A life’s worth of work, disorganized and in chaos! I always think I am doing a great job of keeping all these files and images sorted but for some reason the approach and means to organize is always changing. A new system is introduced and suddenly we have to begin anew. Granted I do not keep on top of it all as well as I should or would like. It takes lots of time to catalog and or notate one’s images. Is it really important in the long run if it keep you from your actual process of creation. Time is of the essence here and it is such a precious commodity in an artist’s life. To do this blog and project, it feels like I am always searching for something on the hard drive. This search inevitably takes up a great portion of my day, then I feel bad because I have not been as productive as I could have been and lost most of the day. Today’s project was particularly daunting. I decided I would go though and reorganize my male portfolio by years, embed the year it was produced into the copyright of the image. It feels, with this project I am now beginning to put things out there and perhaps I should become a little more protective of my images. The copyright rules are as such that the person who creates the image, as long as they have proof of it’s originally retains the copyright on the image. Up until now I have never been too concerned with marking my images because I have been in a small area where no one was ever really interested in stealing or using my images. But the Internet is a vast and complex web of so many images and so much materials and uncertainty that some caution is in order. I often wonder if anyone is really interested in my images at all. In this modern area, we just move on to a new site and more images and it all becomes a constant stream of motion and flux. Once we have seen it we rarely go back because there is so much to look at.

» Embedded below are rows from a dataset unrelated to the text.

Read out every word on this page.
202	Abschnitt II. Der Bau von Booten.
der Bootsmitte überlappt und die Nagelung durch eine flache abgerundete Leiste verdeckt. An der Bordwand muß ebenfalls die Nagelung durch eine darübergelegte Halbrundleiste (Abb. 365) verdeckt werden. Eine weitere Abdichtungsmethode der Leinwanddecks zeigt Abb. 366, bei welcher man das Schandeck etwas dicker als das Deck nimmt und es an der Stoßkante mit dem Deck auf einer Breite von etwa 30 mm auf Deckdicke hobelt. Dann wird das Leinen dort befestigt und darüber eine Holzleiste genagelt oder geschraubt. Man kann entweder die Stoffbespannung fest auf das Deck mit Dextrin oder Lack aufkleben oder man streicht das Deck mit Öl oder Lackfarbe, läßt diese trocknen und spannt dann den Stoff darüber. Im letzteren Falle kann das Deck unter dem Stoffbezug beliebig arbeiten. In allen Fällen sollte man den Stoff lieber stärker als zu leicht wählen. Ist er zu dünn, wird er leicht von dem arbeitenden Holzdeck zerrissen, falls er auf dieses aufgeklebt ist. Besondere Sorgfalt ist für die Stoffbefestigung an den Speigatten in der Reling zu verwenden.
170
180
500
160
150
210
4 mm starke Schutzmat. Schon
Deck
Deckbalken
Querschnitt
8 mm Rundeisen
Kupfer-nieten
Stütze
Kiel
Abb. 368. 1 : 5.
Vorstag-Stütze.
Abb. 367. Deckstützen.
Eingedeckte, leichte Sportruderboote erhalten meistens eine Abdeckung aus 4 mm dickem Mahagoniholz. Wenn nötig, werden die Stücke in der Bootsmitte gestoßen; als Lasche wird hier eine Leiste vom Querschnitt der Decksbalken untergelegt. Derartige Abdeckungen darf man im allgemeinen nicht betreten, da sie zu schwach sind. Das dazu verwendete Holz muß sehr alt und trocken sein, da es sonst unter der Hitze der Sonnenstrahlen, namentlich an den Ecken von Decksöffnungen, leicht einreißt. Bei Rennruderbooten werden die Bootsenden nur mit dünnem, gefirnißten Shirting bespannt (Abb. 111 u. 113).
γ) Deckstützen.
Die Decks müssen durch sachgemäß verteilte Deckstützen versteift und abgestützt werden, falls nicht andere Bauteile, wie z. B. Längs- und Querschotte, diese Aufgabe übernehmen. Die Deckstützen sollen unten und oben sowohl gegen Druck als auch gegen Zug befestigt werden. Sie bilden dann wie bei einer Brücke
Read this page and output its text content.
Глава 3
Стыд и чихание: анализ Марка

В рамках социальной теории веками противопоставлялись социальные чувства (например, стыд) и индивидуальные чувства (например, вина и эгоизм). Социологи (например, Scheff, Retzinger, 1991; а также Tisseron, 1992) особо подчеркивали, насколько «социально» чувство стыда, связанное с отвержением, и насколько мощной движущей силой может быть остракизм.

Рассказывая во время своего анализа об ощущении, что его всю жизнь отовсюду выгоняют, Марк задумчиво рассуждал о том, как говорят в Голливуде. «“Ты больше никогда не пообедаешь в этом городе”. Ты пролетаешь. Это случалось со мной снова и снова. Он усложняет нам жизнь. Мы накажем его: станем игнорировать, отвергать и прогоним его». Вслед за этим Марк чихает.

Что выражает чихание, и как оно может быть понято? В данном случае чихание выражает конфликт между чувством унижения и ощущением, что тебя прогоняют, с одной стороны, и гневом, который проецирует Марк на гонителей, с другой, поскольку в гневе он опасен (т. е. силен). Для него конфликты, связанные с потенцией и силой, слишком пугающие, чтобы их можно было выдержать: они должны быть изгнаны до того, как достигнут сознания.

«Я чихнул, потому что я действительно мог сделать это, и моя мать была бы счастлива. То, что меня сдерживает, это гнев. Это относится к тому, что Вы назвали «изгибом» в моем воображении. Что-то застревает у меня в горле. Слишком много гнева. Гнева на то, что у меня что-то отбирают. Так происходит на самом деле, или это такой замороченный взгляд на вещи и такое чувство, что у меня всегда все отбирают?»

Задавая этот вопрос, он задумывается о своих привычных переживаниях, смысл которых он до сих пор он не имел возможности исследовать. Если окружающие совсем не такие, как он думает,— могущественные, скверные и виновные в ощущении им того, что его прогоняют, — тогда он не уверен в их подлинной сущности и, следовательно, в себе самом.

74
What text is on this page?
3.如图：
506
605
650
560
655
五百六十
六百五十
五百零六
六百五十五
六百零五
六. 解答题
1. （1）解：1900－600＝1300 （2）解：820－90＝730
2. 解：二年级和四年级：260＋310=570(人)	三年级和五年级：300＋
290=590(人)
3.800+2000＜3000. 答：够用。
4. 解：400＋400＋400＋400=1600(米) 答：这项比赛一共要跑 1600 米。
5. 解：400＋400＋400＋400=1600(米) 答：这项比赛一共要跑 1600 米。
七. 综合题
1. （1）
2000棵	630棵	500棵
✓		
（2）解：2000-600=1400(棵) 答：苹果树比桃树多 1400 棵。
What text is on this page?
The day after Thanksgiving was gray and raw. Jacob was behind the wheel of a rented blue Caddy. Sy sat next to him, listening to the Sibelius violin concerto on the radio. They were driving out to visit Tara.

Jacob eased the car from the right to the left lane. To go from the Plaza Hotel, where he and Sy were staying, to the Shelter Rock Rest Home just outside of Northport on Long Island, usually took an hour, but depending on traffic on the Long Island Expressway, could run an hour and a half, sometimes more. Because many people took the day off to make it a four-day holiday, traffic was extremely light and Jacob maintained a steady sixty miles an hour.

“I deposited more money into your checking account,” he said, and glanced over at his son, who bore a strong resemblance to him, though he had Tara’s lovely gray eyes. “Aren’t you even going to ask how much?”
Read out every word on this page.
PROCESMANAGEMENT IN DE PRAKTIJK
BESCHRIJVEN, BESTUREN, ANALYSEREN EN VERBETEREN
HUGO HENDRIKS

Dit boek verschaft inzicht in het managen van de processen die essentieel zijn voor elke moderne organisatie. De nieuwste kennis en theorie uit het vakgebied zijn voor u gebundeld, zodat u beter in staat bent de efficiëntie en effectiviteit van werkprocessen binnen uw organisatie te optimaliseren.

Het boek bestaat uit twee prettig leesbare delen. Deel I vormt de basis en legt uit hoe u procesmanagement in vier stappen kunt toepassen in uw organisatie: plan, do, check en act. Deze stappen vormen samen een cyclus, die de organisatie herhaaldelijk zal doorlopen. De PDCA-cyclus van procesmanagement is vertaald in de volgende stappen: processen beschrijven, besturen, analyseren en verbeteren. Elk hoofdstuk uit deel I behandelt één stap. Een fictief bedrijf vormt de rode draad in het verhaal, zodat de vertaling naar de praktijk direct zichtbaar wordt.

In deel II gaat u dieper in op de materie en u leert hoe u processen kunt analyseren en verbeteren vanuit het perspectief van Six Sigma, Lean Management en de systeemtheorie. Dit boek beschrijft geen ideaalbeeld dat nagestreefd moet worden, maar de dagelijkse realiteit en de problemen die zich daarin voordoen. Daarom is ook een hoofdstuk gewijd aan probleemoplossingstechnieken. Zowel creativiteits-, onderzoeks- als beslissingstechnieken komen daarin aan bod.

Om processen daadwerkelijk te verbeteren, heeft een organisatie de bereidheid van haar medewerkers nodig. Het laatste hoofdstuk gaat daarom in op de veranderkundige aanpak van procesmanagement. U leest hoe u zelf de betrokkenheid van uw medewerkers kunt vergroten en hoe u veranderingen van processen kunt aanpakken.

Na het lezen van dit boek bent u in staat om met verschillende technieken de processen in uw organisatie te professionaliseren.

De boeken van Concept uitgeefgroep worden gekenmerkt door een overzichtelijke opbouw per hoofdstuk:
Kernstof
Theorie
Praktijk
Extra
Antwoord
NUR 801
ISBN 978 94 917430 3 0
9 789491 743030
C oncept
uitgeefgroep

I always dread seeing artists that put too much into their watermarks, where it completely goes across the image and you get no sense of what the images is about because you are too distracted by the markings. It can sometimes be a bit of overkill. I have always tried to have securities embedded into the site or use sites that have built in protection so I do not need to use a watermark. But I am told anyone can and will find a way of stealing it if they want it bad enough. My question then becomes about quality of what we are seeing. With images on the Internet are you really seeing the best someone has to offer? I do not really think so, the true test of an image is can it be printed and hung in a gallery to be seen and become archival enough to endure the test of time. We see images of the Mona Lisa on the internet and printed materials but you do not experience the Mona Lisa until you stand before it in the Louvre in Paris and gaze upon the brilliance of it’s artistry. I have always been torn between high resolution for image quality and fear of being stolen or a subliminal blurred blob of pixels that give a vague impression of your intent that cannot be used. In photography it’s hard to find the balance. My advise, find sites you can trust. I put a full resolution copy of my images on Red Bubble because it’s a site that has lots of anti-piracy guard in place and the images look fantastic. One advantage of watermarks is you can see when the images where created and it’s easier to follow the progression of a certain artist’s work. I am mixed here and not really sure if there is any real solution to this issue.